Ich wüsste ja einen Text, der widerspiegelt, wie ich die Sache empfinde. Ein Text von Ernesto Cardenal, dem nicaraguanischen Priester, Revolutionär, Mystiker, Dichter. Im Januar war er 90 geworden. In Lobeda in den 80er Jahren mit Peter Zimmermann, da haben wir uns viel mit Nicaragua beschäftigt – auch mit Hoffnungen für uns. Dass es möglich sein könnte, eine gerechte Gesellschaft zu schaffen ohne die Diktatur der Dummheit, wie wir sie erlebt haben. Ein Staat, der jemanden wie Cardenal zum Kulturminister macht, das war nach unserem Herzen.
Damals ist mir der Text untergekommen. Nicht in einem Buch, sondern irgendwo auf einem Zettel. Über den Durst der Menschen. Dass in jedem Menschen ein Durst ist, eine Sehnsucht. Es war ein starker Text. Ich habe ihn nie vergessen, aber ich hab ihn nie wieder gefunden.
Aber man kann es ja versuchen. Ich schlage im Katalog der Bibliothek von Queen’s Ernesto Cardenal nach. Drei Bücher von ihm gibt es hier. Zwei sind das „Evangelium von Solentiname“. Cardenal hatte 1966, mitten unter der Diktatur von Somoza, auf einer Insel namens Solentiname eine Gemeinschaft gegründet, wo sie gemeinsam die Bibel neu gelesen haben. Diese Bibelgespräche sind aufgezeichnet worden und in zwei Bänden veröffentlicht. Das dritte Buch hieß „Love“.

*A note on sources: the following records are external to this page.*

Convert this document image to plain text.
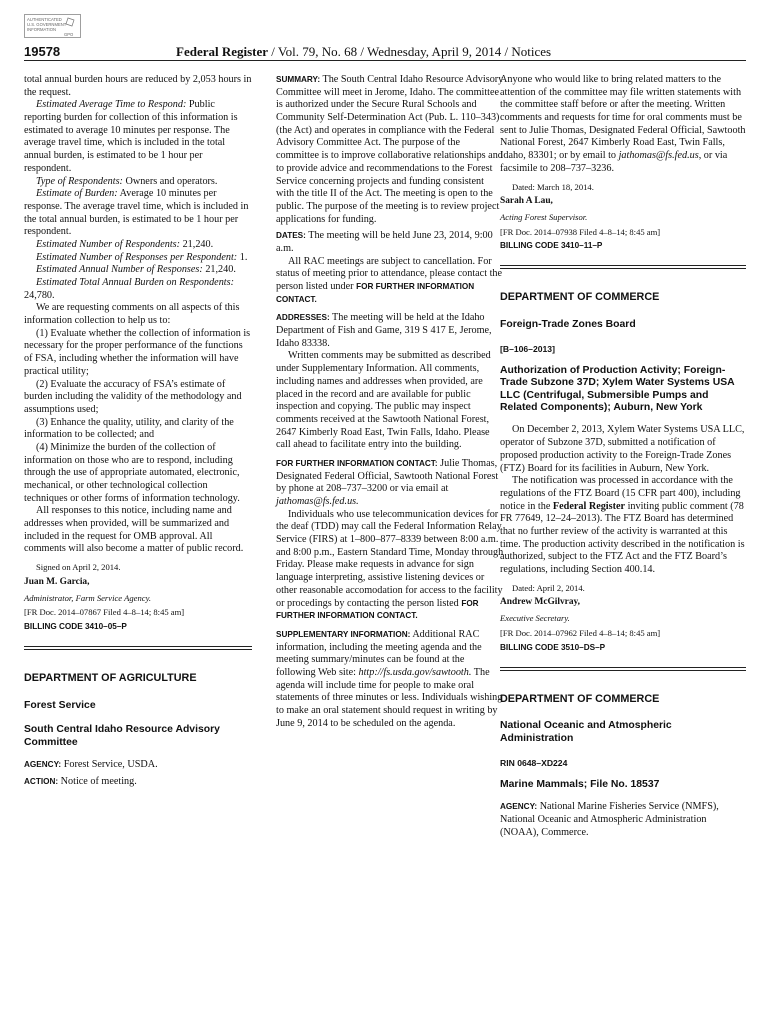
AUTHENTICATED
U.S. GOVERNMENT
INFORMATION
GPO
19578	Federal Register / Vol. 79, No. 68 / Wednesday, April 9, 2014 / Notices

total annual burden hours are reduced by 2,053 hours in the request.

Estimated Average Time to Respond: Public reporting burden for collection of this information is estimated to average 10 minutes per response. The average travel time, which is included in the total annual burden, is estimated to be 1 hour per respondent.

Type of Respondents: Owners and operators.

Estimate of Burden: Average 10 minutes per response. The average travel time, which is included in the total annual burden, is estimated to be 1 hour per respondent.

Estimated Number of Respondents: 21,240.

Estimated Number of Responses per Respondent: 1.

Estimated Annual Number of Responses: 21,240.

Estimated Total Annual Burden on Respondents: 24,780.

We are requesting comments on all aspects of this information collection to help us to:

(1) Evaluate whether the collection of information is necessary for the proper performance of the functions of FSA, including whether the information will have practical utility;

(2) Evaluate the accuracy of FSA’s estimate of burden including the validity of the methodology and assumptions used;

(3) Enhance the quality, utility, and clarity of the information to be collected; and

(4) Minimize the burden of the collection of information on those who are to respond, including through the use of appropriate automated, electronic, mechanical, or other technological collection techniques or other forms of information technology.

All responses to this notice, including name and addresses when provided, will be summarized and included in the request for OMB approval. All comments will also become a matter of public record.

Signed on April 2, 2014.

Juan M. Garcia,

Administrator, Farm Service Agency.

[FR Doc. 2014–07867 Filed 4–8–14; 8:45 am]

BILLING CODE 3410–05–P

DEPARTMENT OF AGRICULTURE

Forest Service

South Central Idaho Resource Advisory Committee

AGENCY: Forest Service, USDA.

ACTION: Notice of meeting.

SUMMARY: The South Central Idaho Resource Advisory Committee will meet in Jerome, Idaho. The committee is authorized under the Secure Rural Schools and Community Self-Determination Act (Pub. L. 110–343) (the Act) and operates in compliance with the Federal Advisory Committee Act. The purpose of the committee is to improve collaborative relationships and to provide advice and recommendations to the Forest Service concerning projects and funding consistent with the title II of the Act. The meeting is open to the public. The purpose of the meeting is to review project applications for funding.

DATES: The meeting will be held June 23, 2014, 9:00 a.m.

All RAC meetings are subject to cancellation. For status of meeting prior to attendance, please contact the person listed under FOR FURTHER INFORMATION CONTACT.

ADDRESSES: The meeting will be held at the Idaho Department of Fish and Game, 319 S 417 E, Jerome, Idaho 83338.

Written comments may be submitted as described under Supplementary Information. All comments, including names and addresses when provided, are placed in the record and are available for public inspection and copying. The public may inspect comments received at the Sawtooth National Forest, 2647 Kimberly Road East, Twin Falls, Idaho. Please call ahead to facilitate entry into the building.

FOR FURTHER INFORMATION CONTACT: Julie Thomas, Designated Federal Official, Sawtooth National Forest by phone at 208–737–3200 or via email at jathomas@fs.fed.us.

Individuals who use telecommunication devices for the deaf (TDD) may call the Federal Information Relay Service (FIRS) at 1–800–877–8339 between 8:00 a.m. and 8:00 p.m., Eastern Standard Time, Monday through Friday. Please make requests in advance for sign language interpreting, assistive listening devices or other reasonable accomodation for access to the facility or procedings by contacting the person listed FOR FURTHER INFORMATION CONTACT.

SUPPLEMENTARY INFORMATION: Additional RAC information, including the meeting agenda and the meeting summary/minutes can be found at the following Web site: http://fs.usda.gov/sawtooth. The agenda will include time for people to make oral statements of three minutes or less. Individuals wishing to make an oral statement should request in writing by June 9, 2014 to be scheduled on the agenda.

Anyone who would like to bring related matters to the attention of the committee may file written statements with the committee staff before or after the meeting. Written comments and requests for time for oral comments must be sent to Julie Thomas, Designated Federal Official, Sawtooth National Forest, 2647 Kimberly Road East, Twin Falls, Idaho, 83301; or by email to jathomas@fs.fed.us, or via facsimile to 208–737–3236.

Dated: March 18, 2014.

Sarah A Lau,

Acting Forest Supervisor.

[FR Doc. 2014–07938 Filed 4–8–14; 8:45 am]

BILLING CODE 3410–11–P

DEPARTMENT OF COMMERCE

Foreign-Trade Zones Board

[B–106–2013]

Authorization of Production Activity; Foreign-Trade Subzone 37D; Xylem Water Systems USA LLC (Centrifugal, Submersible Pumps and Related Components); Auburn, New York

On December 2, 2013, Xylem Water Systems USA LLC, operator of Subzone 37D, submitted a notification of proposed production activity to the Foreign-Trade Zones (FTZ) Board for its facilities in Auburn, New York.

The notification was processed in accordance with the regulations of the FTZ Board (15 CFR part 400), including notice in the Federal Register inviting public comment (78 FR 77649, 12–24–2013). The FTZ Board has determined that no further review of the activity is warranted at this time. The production activity described in the notification is authorized, subject to the FTZ Act and the FTZ Board’s regulations, including Section 400.14.

Dated: April 2, 2014.

Andrew McGilvray,

Executive Secretary.

[FR Doc. 2014–07962 Filed 4–8–14; 8:45 am]

BILLING CODE 3510–DS–P

DEPARTMENT OF COMMERCE

National Oceanic and Atmospheric Administration

RIN 0648–XD224

Marine Mammals; File No. 18537

AGENCY: National Marine Fisheries Service (NMFS), National Oceanic and Atmospheric Administration (NOAA), Commerce.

Ich geh runter in die Bibliothek und suche es. Schlag das Inhaltsverzeichnis auf. 43 kurze Prosatexte – und der zweite ist überschrieben: „Thirst“, „Durst“. Das war es!
Dieser Durst, den alle Wesen spüren, ist die Liebe Gottes.
Um dieser Liebe willen werden alle Verbrechen begangen, alle Kriege gekämpft, um ihretwillen lieben und hassen Menschen einander. Um dieser Liebe willen erklimmen Menschen die Berge, tauchen in die Tiefen des Ozeans; sie herrschen und intrigieren und bauen und schreiben und singen und weinen und lieben. Jede menschliche Handlung, jede Sünde, ist eine Suche nach Gott. Aber manchmal wird sie gesucht, wo sie nicht gefunden werden kann. Daher Augustinus: „Suche, was du suchst, aber nicht wo du es suchst.“
Die Gier des Diktators nach Macht, Geld und Eigentum ist Liebe zu Gott. Der Liebende, der seinen Weg zu der Haus der Geliebten findet, der Entdecker, der Geschäftsmann, der Agitator, der Künstler und der kontemplative Mönch – alle suchen sie dasselbe. Den Himmel.
Die Natur ist Gottes Schatten, die seine Schönheit und Glanz reflektiert. Der stille blaue See hat den Glanz Gottes. Seine Fingerabdrücke sind auf jedem Elementarteilchen der Materie. Das Bild der Trinität ist in jedem Atom, die Gestalt Gottes, drei in eins. Deshalb ist Gottes Schöpfung so beunruhigend. Und mein Körper wurde auch für die Liebe Gottes gemacht. Jede Zelle in meinem Körper ist ein Loblied an meinen Schöpfer und eine Liebeserklärung.
Wir sind Spiegel Gottes, geschaffen, um ihn widerzuspiegeln. Selbst wenn das Wasser nicht ruhig ist, reflektiert es den Himmel.“
Und mir gefällt die Sicht auf Dinge und Menschen. Das möchte ich gerne noch lernen, bis ich alt werde. Jedes Wesen so ansehen, ohne Urteil, als ein Wesen mit einer Sehnsucht, die für sich genommen nicht schlecht ist. Denn ich glaube nicht, dass Gott urteilt. Jedenfalls nicht so, wie wir Menschen es tun.